Abercrombie & Fitch Co. (ANF) disclosed a Form 4 showing a director acquired 124.914 shares of phantom stock on 11/03/2025 at $0.0000. Each phantom share represents the right to receive one share of Class A common stock and becomes payable upon the director’s termination of service.
Following the transaction, the director beneficially owned 3,407.455 derivative securities, reported as Direct (D) ownership. The total includes accrued dividends, as noted in the filing’s footnotes.
Abercrombie & Fitch Co. (ANF): A company director reported acquiring 404.893 phantom stock units on 11/03/2025 at a price of $0.0000, according to a Form 4. These are derivative securities that track the value of the company’s common stock.
Each phantom stock unit represents the right to receive one share of Class A common stock, and the units become payable upon the director’s termination of service. Following this transaction, the director beneficially owned 25,137.523 derivative securities, reported as Direct (D) ownership.

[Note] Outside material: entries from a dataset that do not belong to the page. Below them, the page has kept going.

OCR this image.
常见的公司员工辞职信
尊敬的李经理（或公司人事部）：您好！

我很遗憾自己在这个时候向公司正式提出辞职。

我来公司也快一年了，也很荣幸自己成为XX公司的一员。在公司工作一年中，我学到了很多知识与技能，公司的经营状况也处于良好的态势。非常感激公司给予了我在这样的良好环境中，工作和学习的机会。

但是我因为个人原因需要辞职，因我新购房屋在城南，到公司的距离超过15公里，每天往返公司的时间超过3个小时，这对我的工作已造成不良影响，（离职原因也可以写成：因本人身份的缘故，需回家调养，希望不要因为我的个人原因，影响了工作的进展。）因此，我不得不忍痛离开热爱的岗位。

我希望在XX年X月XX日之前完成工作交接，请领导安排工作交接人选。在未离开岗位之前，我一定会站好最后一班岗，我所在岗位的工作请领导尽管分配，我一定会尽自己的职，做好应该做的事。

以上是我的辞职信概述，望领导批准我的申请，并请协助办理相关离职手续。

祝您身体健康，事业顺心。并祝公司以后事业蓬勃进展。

Scott D. Lipesky, EVP and COO of Abercrombie & Fitch Co. (ANF), reported a sale of 23,037 Class A common shares on 03/31/2025 at a price of $76.37 per share, leaving him with 140,697 shares beneficially owned following the transaction. This filing is an amendment that corrects an administrative over-withholding: 6,173 shares were previously withheld to cover tax obligations but were later determined to have been over-withheld and the reported holdings were adjusted accordingly. The amendment clarifies the final share counts and demonstrates an administrative correction to prior reporting of tax-withheld shares.
Gregory J. Henchel, EVP, General Counsel and Secretary of Abercrombie & Fitch Co. (ANF), reported a disposition of Class A common stock totaling 8,714 shares at a price of $76.37 per share, leaving him with 45,847 shares beneficially owned following the transaction. The filing is an amendment that corrects an administrative error by adjusting 698 shares that had been over-withheld to cover tax obligations.
Insider sale reported: Kenneth B. Robinson, a director of Abercrombie & Fitch Co. (ANF), reported a sale of 1,392 shares of Class A common stock on 09/05/2025 at a price of $94.60 per share. After the transaction he beneficially owns 5,880 shares, held directly. The Form 4 was signed by an attorney-in-fact on 09/08/2025. The filing indicates this was a straightforward disposition transaction with no derivatives or additional plans disclosed.